Löcher in der Matrix – Und seine Heiligkeit lächelte

„Dalai Lama: ‚Meine Nachfolgerin sollte sehr, sehr hübsch sein’“ (spiegel.de, 24.09.2015)

RTEmagicC_Matrix_mit_LochFalls es in der Bundesrepublik eine Person gibt, die praktisch quer durch alle Alters- und Gesellschaftsschichten konsensfähig zu sein scheint, dann ist das der Dalai Lama. Bewundert werden seine Fröhlichkeit und seine alltagstauglichen Weisheiten für ein glückliches Leben. Der mittlerweile 80jährige Rockstar unter den religiösen Führern ist so etwas wie der personifizierte Gegenentwurf eines Hasspredigers. Wo andere geifern oder moralisieren, da lächelt der Dalai Lama.

In einem BBC-Interview antworte seine Heiligkeit jetzt aber auf die zeitgeistige Frage, ob er sich als Nachfolger auch eine Frau vorstellen könne, ganz unzeitgeistig: „Wenn meine Nachfolgerin eine Frau wird, dann sollte ihr Gesicht sehr, sehr hübsch sein.“ An dieser Stelle dürften bei einer anderen Glaubensgemeinschaft bereits die Ohren geklingelt und die Alarmglocken geläutet haben. Ein hübsches Gesicht als Kriterium? Darin erkennen die Hohepriesterinnen des Feminismus üblicherweise „Sexismus“. Entsprechend schmallippig bewerteten jene Redaktionen, die den Dalai Lama überhaupt zitierten, seine Aussage als „verwirrend“.

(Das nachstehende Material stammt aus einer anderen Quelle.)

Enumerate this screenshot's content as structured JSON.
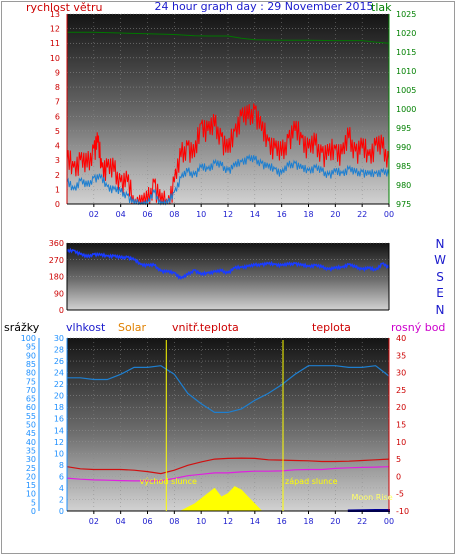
{
  "header": {
    "left_label": "rychlost větru",
    "title": "24 hour graph day : 29 November 2015",
    "right_label": "tlak"
  },
  "colors": {
    "wind": "#ff1a1a",
    "gust": "#ff0000",
    "wind_avg": "#1e7fd0",
    "pressure": "#007700",
    "direction": "#1a3cff",
    "humidity": "#1e7fd0",
    "temperature": "#d01010",
    "dewpoint": "#e020e0",
    "indoor_temp": "#ff6600",
    "solar": "#ffff00",
    "rain": "#000099",
    "rain_axis": "#1e90ff",
    "sun_event": "#ffff00",
    "moon_rise": "#ffff66",
    "axis_label_red": "#cc0000",
    "axis_label_blue": "#1a1acc",
    "axis_label_green": "#008000",
    "axis_label_magenta": "#cc00cc",
    "axis_label_orange": "#e08000"
  },
  "chart_data": [
    {
      "id": "wind_pressure",
      "type": "line",
      "x_ticks": [
        "02",
        "04",
        "06",
        "08",
        "10",
        "12",
        "14",
        "16",
        "18",
        "20",
        "22",
        "00"
      ],
      "left_axis": {
        "label": "rychlost větru",
        "ticks": [
          0,
          1,
          2,
          3,
          4,
          5,
          6,
          7,
          8,
          9,
          10,
          11,
          12,
          13
        ],
        "ylim": [
          0,
          13
        ]
      },
      "right_axis": {
        "label": "tlak",
        "ticks": [
          975,
          980,
          985,
          990,
          995,
          1000,
          1005,
          1010,
          1015,
          1020,
          1025
        ],
        "ylim": [
          975,
          1025
        ]
      },
      "series": [
        {
          "key": "gust",
          "axis": "left",
          "x": [
            0,
            0.5,
            1,
            1.5,
            2,
            2.3,
            2.6,
            3,
            3.5,
            4,
            4.5,
            5,
            5.5,
            6,
            6.5,
            7,
            7.5,
            8,
            8.5,
            9,
            9.5,
            10,
            10.5,
            11,
            11.5,
            12,
            12.5,
            13,
            13.5,
            14,
            14.5,
            15,
            15.5,
            16,
            16.5,
            17,
            17.5,
            18,
            18.5,
            19,
            19.5,
            20,
            20.5,
            21,
            21.5,
            22,
            22.5,
            23,
            23.5,
            24
          ],
          "y": [
            3,
            2.5,
            3,
            2.5,
            3.8,
            4.2,
            2.5,
            2.5,
            2.2,
            1.5,
            1.5,
            0,
            0,
            0,
            1.5,
            0,
            0,
            1.5,
            3.2,
            4,
            3.2,
            5.5,
            5,
            5.3,
            4.6,
            3.5,
            5,
            6,
            5.8,
            6.5,
            5,
            4.3,
            3.8,
            3.3,
            4.5,
            5,
            4.5,
            3.8,
            4,
            3.5,
            3.3,
            3.8,
            3.4,
            4.5,
            3.6,
            3.8,
            3.3,
            4,
            3.8,
            3
          ]
        },
        {
          "key": "wind_avg",
          "axis": "left",
          "x": [
            0,
            0.5,
            1,
            1.5,
            2,
            2.5,
            3,
            3.5,
            4,
            4.5,
            5,
            5.5,
            6,
            6.5,
            7,
            7.5,
            8,
            8.5,
            9,
            9.5,
            10,
            10.5,
            11,
            11.5,
            12,
            12.5,
            13,
            13.5,
            14,
            14.5,
            15,
            15.5,
            16,
            16.5,
            17,
            17.5,
            18,
            18.5,
            19,
            19.5,
            20,
            20.5,
            21,
            21.5,
            22,
            22.5,
            23,
            23.5,
            24
          ],
          "y": [
            1.5,
            1,
            1.6,
            1.2,
            1.8,
            1.8,
            1.2,
            1,
            0.8,
            0.6,
            0,
            0,
            0,
            0.8,
            0,
            0,
            0.8,
            1.8,
            2.2,
            2,
            2.5,
            2.4,
            2.8,
            2.6,
            2.3,
            2.6,
            2.9,
            3.1,
            3,
            2.8,
            2.5,
            2.4,
            2.1,
            2.6,
            2.8,
            2.4,
            2.3,
            2.5,
            2.2,
            2,
            2.2,
            2.1,
            2.4,
            2.1,
            2.2,
            2,
            2.1,
            2.2,
            2
          ]
        },
        {
          "key": "pressure",
          "axis": "right",
          "x": [
            0,
            2,
            4,
            6,
            8,
            9.5,
            10.5,
            12,
            13,
            14,
            16,
            18,
            20,
            22,
            23,
            24
          ],
          "y": [
            1020.2,
            1020.2,
            1020,
            1019.8,
            1019.6,
            1019.3,
            1019.2,
            1019.2,
            1018.6,
            1018.2,
            1018.1,
            1018.1,
            1018,
            1018,
            1017.6,
            1017.3
          ]
        }
      ]
    },
    {
      "id": "wind_direction",
      "type": "line",
      "x_ticks": [
        "02",
        "04",
        "06",
        "08",
        "10",
        "12",
        "14",
        "16",
        "18",
        "20",
        "22",
        "00"
      ],
      "left_axis": {
        "ticks": [
          0,
          90,
          180,
          270,
          360
        ],
        "ylim": [
          0,
          360
        ]
      },
      "right_axis": {
        "labels": [
          "N",
          "W",
          "S",
          "E",
          "N"
        ]
      },
      "series": [
        {
          "key": "direction",
          "x": [
            0,
            0.5,
            1,
            1.5,
            2,
            2.5,
            3,
            3.5,
            4,
            4.5,
            5,
            5.5,
            6,
            6.5,
            7,
            7.5,
            8,
            8.5,
            9,
            9.5,
            10,
            10.5,
            11,
            11.5,
            12,
            12.5,
            13,
            13.5,
            14,
            14.5,
            15,
            15.5,
            16,
            16.5,
            17,
            17.5,
            18,
            18.5,
            19,
            19.5,
            20,
            20.5,
            21,
            21.5,
            22,
            22.5,
            23,
            23.5,
            24
          ],
          "y": [
            315,
            320,
            300,
            285,
            300,
            295,
            290,
            290,
            280,
            285,
            270,
            245,
            240,
            240,
            210,
            205,
            200,
            170,
            190,
            215,
            190,
            200,
            205,
            210,
            200,
            225,
            230,
            235,
            240,
            245,
            248,
            245,
            240,
            245,
            250,
            240,
            235,
            240,
            230,
            220,
            225,
            230,
            245,
            230,
            220,
            225,
            215,
            250,
            225
          ]
        }
      ]
    },
    {
      "id": "temp_humidity_rain",
      "type": "line",
      "x_ticks": [
        "02",
        "04",
        "06",
        "08",
        "10",
        "12",
        "14",
        "16",
        "18",
        "20",
        "22",
        "00"
      ],
      "axis_labels": [
        "srážky",
        "vlhkost",
        "Solar",
        "vnitř.teplota",
        "teplota",
        "rosný bod"
      ],
      "rain_axis": {
        "ticks": [
          0,
          5,
          10,
          15,
          20,
          25,
          30,
          35,
          40,
          45,
          50,
          55,
          60,
          65,
          70,
          75,
          80,
          85,
          90,
          95,
          100
        ],
        "ylim": [
          0,
          100
        ]
      },
      "humidity_axis": {
        "ticks": [
          0,
          2,
          4,
          6,
          8,
          10,
          12,
          14,
          16,
          18,
          20,
          22,
          24,
          26,
          28,
          30
        ],
        "ylim": [
          0,
          30
        ]
      },
      "temp_axis": {
        "ticks": [
          -10,
          -5,
          0,
          5,
          10,
          15,
          20,
          25,
          30,
          35,
          40
        ],
        "ylim": [
          -10,
          40
        ]
      },
      "annotations": [
        {
          "text": "východ slunce",
          "hour": 7.4
        },
        {
          "text": "západ slunce",
          "hour": 16.1
        },
        {
          "text": "Moon Rise",
          "hour": 21.5
        }
      ],
      "series": [
        {
          "key": "humidity",
          "axis": "humidity",
          "x": [
            0,
            1,
            2,
            3,
            4,
            5,
            6,
            7,
            8,
            9,
            10,
            11,
            12,
            13,
            14,
            15,
            16,
            17,
            18,
            19,
            20,
            21,
            22,
            23,
            23.5,
            24
          ],
          "y": [
            77,
            77,
            76,
            76,
            79,
            83,
            83,
            84,
            79,
            68,
            62,
            57,
            57,
            59,
            64,
            68,
            73,
            79,
            84,
            84,
            84,
            83,
            83,
            84,
            81,
            78
          ]
        },
        {
          "key": "temperature",
          "axis": "temp",
          "x": [
            0,
            1,
            2,
            3,
            4,
            5,
            6,
            7,
            8,
            9,
            10,
            11,
            12,
            13,
            14,
            15,
            16,
            17,
            18,
            19,
            20,
            21,
            22,
            23,
            24
          ],
          "y": [
            2.8,
            2.2,
            2,
            2,
            2,
            1.8,
            1.4,
            0.8,
            1.8,
            3.2,
            4.2,
            5,
            5.2,
            5.3,
            5.2,
            4.8,
            4.7,
            4.6,
            4.5,
            4.3,
            4.3,
            4.4,
            4.6,
            4.8,
            5
          ]
        },
        {
          "key": "dewpoint",
          "axis": "temp",
          "x": [
            0,
            1,
            2,
            3,
            4,
            5,
            6,
            7,
            8,
            9,
            10,
            11,
            12,
            13,
            14,
            15,
            16,
            17,
            18,
            19,
            20,
            21,
            22,
            23,
            24
          ],
          "y": [
            -0.5,
            -0.8,
            -1,
            -1.1,
            -1.2,
            -1.3,
            -1.3,
            -1.2,
            -0.6,
            0.2,
            0.6,
            1,
            1,
            1.3,
            1.5,
            1.5,
            1.6,
            1.9,
            2,
            2,
            2.3,
            2.5,
            2.6,
            2.7,
            2.8
          ]
        },
        {
          "key": "solar",
          "axis": "rain",
          "type": "area",
          "x": [
            8.5,
            9,
            9.5,
            10,
            10.5,
            11,
            11.5,
            12,
            12.5,
            13,
            13.5,
            14,
            14.5
          ],
          "y": [
            0,
            2,
            4,
            7,
            10,
            13,
            8,
            10,
            14,
            12,
            8,
            4,
            0
          ]
        },
        {
          "key": "rain",
          "axis": "rain",
          "type": "area",
          "x": [
            21,
            22,
            23,
            24
          ],
          "y": [
            0.3,
            0.4,
            0.6,
            0.6
          ]
        }
      ]
    }
  ]
}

Brav gelernt, denn Schönheit darf – besonders bei Frauen – offenbar offiziell nicht länger eine positive Eigenschaft sein. De facto ist Schönheit aber genau das, wie unzählige Untersuchungen belegen. In einer Gesellschaft, die sich so sehr der Gleichheit und einer allumfassenden Gerechtigkeit verschrieben hat, ist es mit der Schönheit so eine Sache: Sie ist in höchstem Maße „ungerecht“ verteilt. Man erhält sie als leistungsloses und unversteuertes Erbe, das nicht einmal der späteren Umverteilung zugänglich ist – ein echter Anachronismus also. Wer, wie offenbar der Dalai Lama, Schönheit schön findet, der gilt insbesondere den weniger attraktiven Zeitgenossen als „Lookist“.

Frauenfeindlichkeit kann man seiner Heiligkeit dennoch nicht vorwerfen, denn der bekennende Feminist machte sich im selben Interview dafür stark, dass Frauen „allgemein eine wichtigere Rolle einnehmen“, denn sie seien „viel besser darin, Liebe und Mitgefühl zu zeigen.“ Jedoch endete auch diese Lobeshymne „irritierend“ – mit dem Hinweis, dass sie „eben auch attraktiv aussehen“ müssten. Moderator Clive Myrie fragte verunsichert nach, aber der Dalai Lama zeigte sich unbeirrt: „Es ist wahr“ – und seine Heiligkeit lächelte.